Vos rapporteurs ont pleinement conscience que ces organismes nécessitent un investissement important de la part de l'élu local dans ses fonctions de direction, d'administration ou de contrôle. D'ailleurs, ils préconisaient, dans leur rapport précité sur le cumul des mandats, de « s'attaquer à la question du cumul des fonctions exercées au titre des mandats détenus, que ce soit au niveau local ou national » .
3) Troisième aspect de cette incompatibilité : l'indemnité de mandat. Il est proposé que tout cumul d'indemnités de mandat parlementaire et de mandat local simple soit interdit.
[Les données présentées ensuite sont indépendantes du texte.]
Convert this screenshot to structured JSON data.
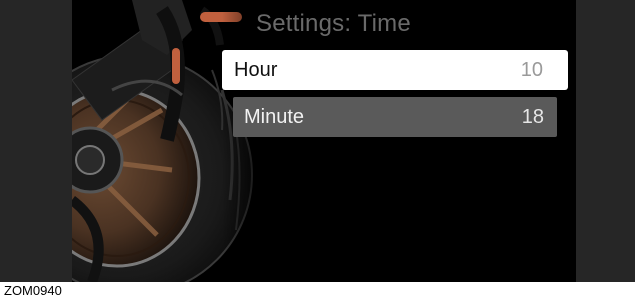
{
  "screen": {
    "title": "Settings: Time",
    "items": [
      {
        "label": "Hour",
        "value": "10",
        "state": "selected"
      },
      {
        "label": "Minute",
        "value": "18",
        "state": "normal"
      }
    ]
  },
  "figure_code": "ZOM0940",
  "colors": {
    "background": "#000000",
    "bezel": "#262626",
    "title": "#6a6a6a",
    "selected_row": "#ffffff",
    "normal_row": "#5a5a5a",
    "accent_copper": "#c0603e"
  },
  "icons": {
    "background_image": "motorcycle-rear-wheel-graphic"
  }
}
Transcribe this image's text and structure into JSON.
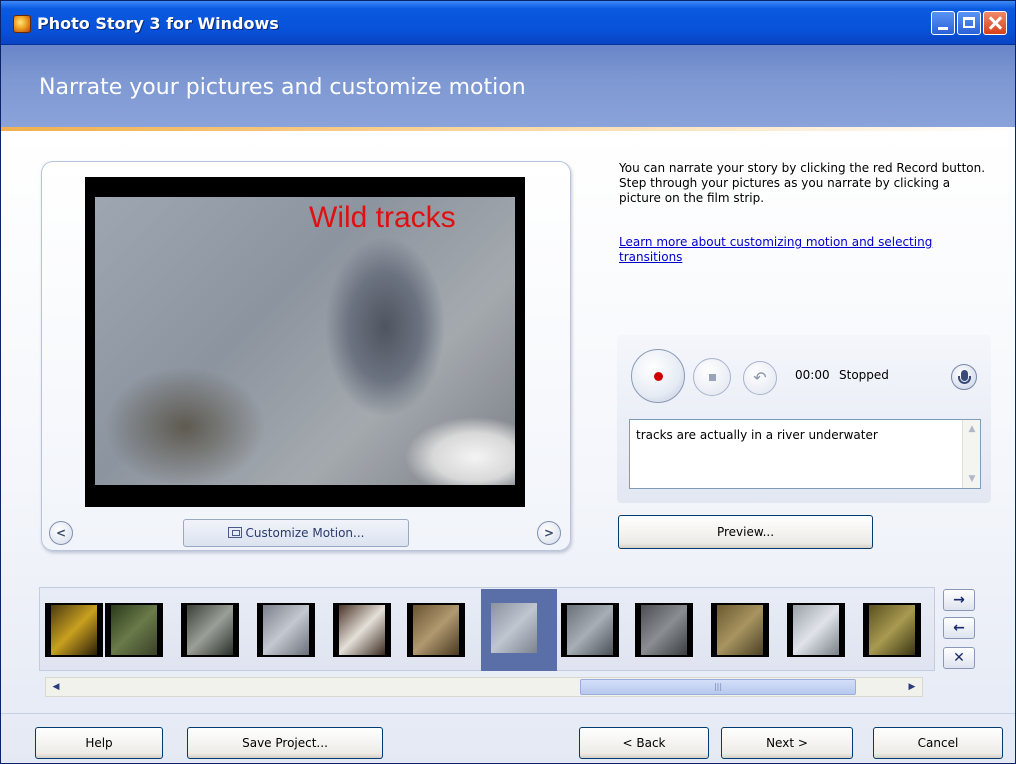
{
  "window": {
    "title": "Photo Story 3 for Windows"
  },
  "header": {
    "title": "Narrate your pictures and customize motion"
  },
  "preview": {
    "overlay_text": "Wild tracks",
    "prev_label": "<",
    "next_label": ">",
    "customize_button": "Customize Motion..."
  },
  "instructions": {
    "text": "You can narrate your story by clicking the red Record button. Step through your pictures as you narrate by clicking a picture on the film strip.",
    "link": "Learn more about customizing motion and selecting transitions"
  },
  "narration": {
    "timer": "00:00",
    "status": "Stopped",
    "text": "tracks are actually in a river underwater",
    "preview_button": "Preview..."
  },
  "filmstrip": {
    "selected_index": 6,
    "thumbnails": [
      "thumb-1",
      "thumb-2",
      "thumb-3",
      "thumb-4",
      "thumb-5",
      "thumb-6",
      "thumb-7",
      "thumb-8",
      "thumb-9",
      "thumb-10",
      "thumb-11",
      "thumb-12"
    ],
    "move_right_label": "→",
    "move_left_label": "←",
    "remove_label": "✕"
  },
  "footer": {
    "help": "Help",
    "save_project": "Save Project...",
    "back": "< Back",
    "next": "Next >",
    "cancel": "Cancel"
  },
  "colors": {
    "title_bar": "#0751d8",
    "header_band": "#7d97d2",
    "overlay_text": "#e01010",
    "record_dot": "#d00000",
    "selected_thumb": "#5a6ea8",
    "link": "#0000cc"
  }
}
Ainsi, un parlementaire qui détiendrait également un mandat local sans fonction exécutive ne toucherait pas d'indemnité à ce titre.
Cette position va plus loin que le régime d'écrêtement qui existe déjà pour les parlementaires mais également pour les élus locaux.
Vos rapporteurs refusent toute démagogie en la matière mais estiment que cette proposition, si elle était adoptée, aurait le mérite de mettre un terme aux controverses sur le cumul des indemnités, et prouverait que la majorité des élus font de leur mandat local un engagement citoyen avant tout.
* 3 Lettre de mission du 16 juillet 2012 du Président de la République François Hollande, à Lionel Jospin.
* 4 « Le cumul des mandats : moins cumuler pour plus d'efficacité », rapport d'information de MM. François-Noël Buffet et Georges Labazée, fait au nom de la délégation aux collectivités territoriales n° 365 (2011-2012).
* 5 Engagement 48-2 « Mise en place d'une loi de non-cumul des mandats ».